Here's what I learned:
For years, I have apparently repressed many memories of middle school. Now I know why.
Many eighth graders look like they are 16 years old.
Many eighth grade girls act like they are 16 years old.
Few eighth grade boys act older than 12 years old.
Most eighth graders spend their lunch hour talking, playing on iGadgets and horsing around. Very little food is consumed.
I use the term "food" loosely. One child had a container of chocolate milk and four chocolate chip cookies in front of him. And nothing else. I wonder if his mother knows.
Seventh graders are loud. REALLY loud.
The noise of seventh graders is not gender-specific.
Whether to impress girls or make others laugh, seventh grade boys like to make themselves look stupid.
Many seventh grade boys use food to do this. I saw one boy repeatedly smash an apple into his forehead. I wonder if his mother knows. A lunch monitor finally took the apple from him and threw it away.
In middle school, Gatorade is the new water.
No one sings the Barney "clean up" song in the cafeteria. Nor do they all clean up.

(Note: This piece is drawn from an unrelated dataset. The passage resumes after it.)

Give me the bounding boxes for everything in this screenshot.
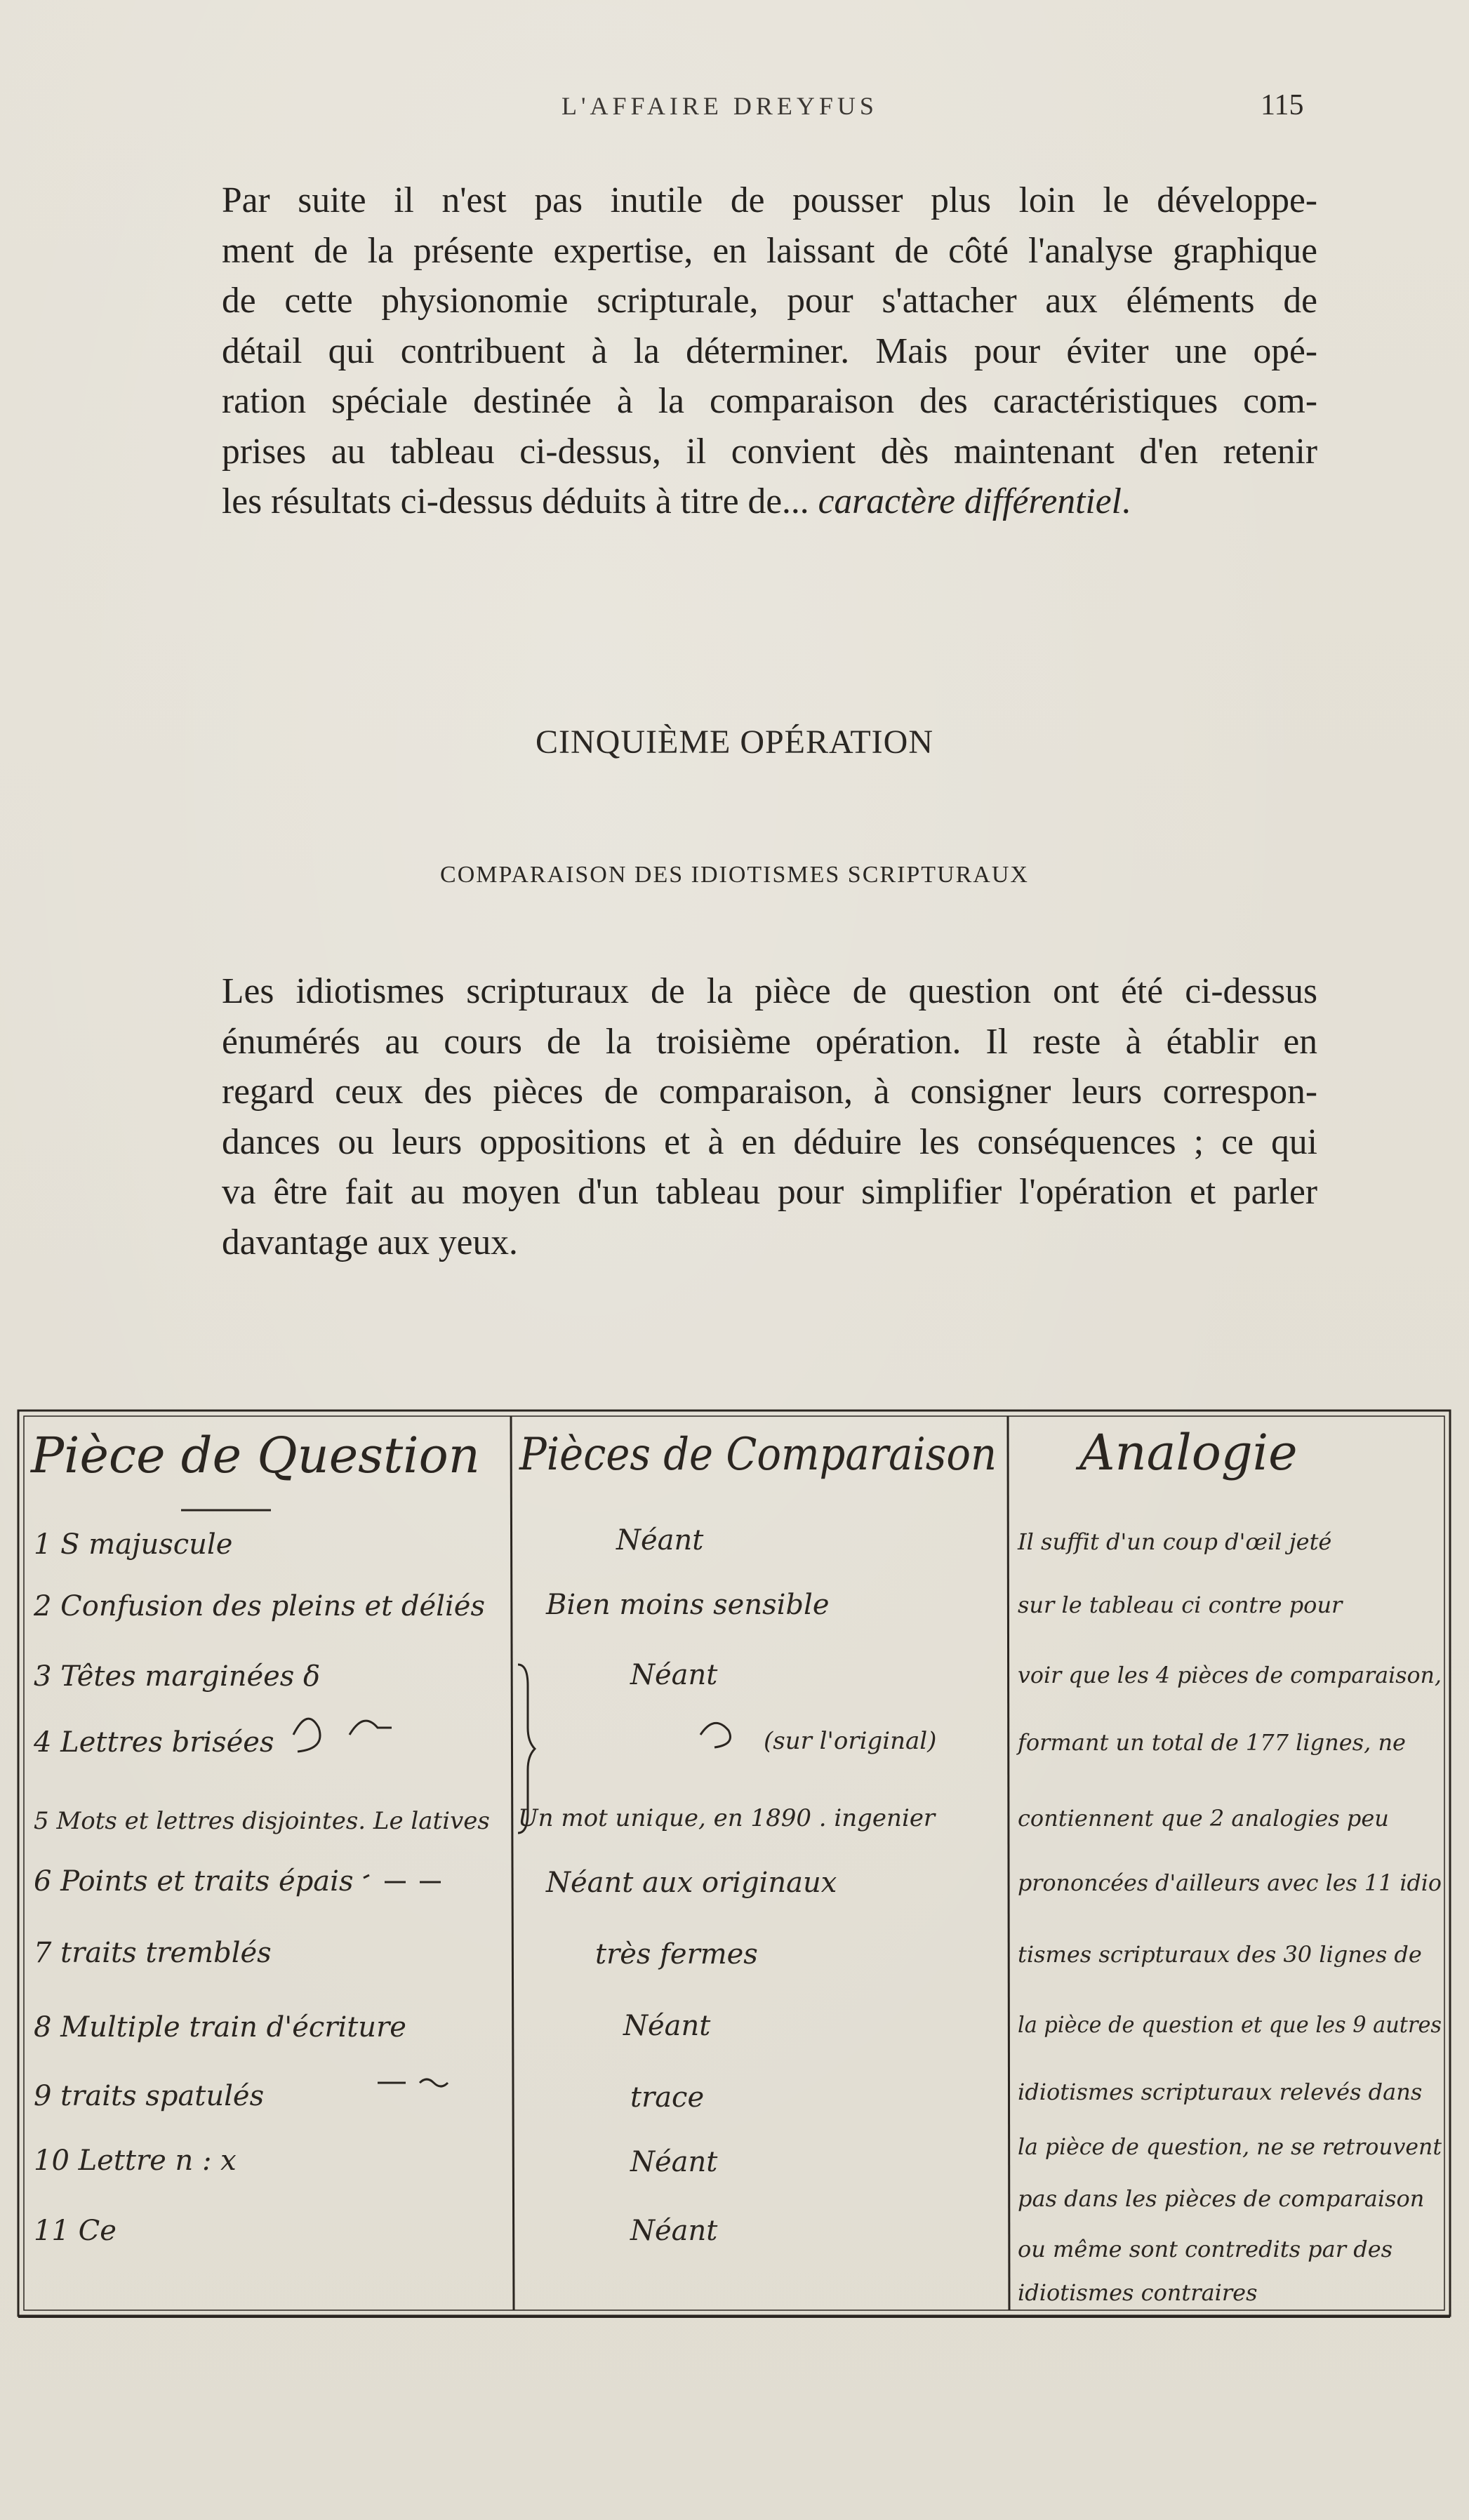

I wonder if there's a correlation.
Sixth graders are quiet and respectful and neat. They eat what's in their lunch boxes and go to the auditorium when they are told. They do this only after cleaning up.
The moral of this experience was, don't give your children money to buy lunch without specific instructions on what lunch should and should not be.
Oh, and keep your child in sixth grade for as long as possible. Their lunch monitors will thank you.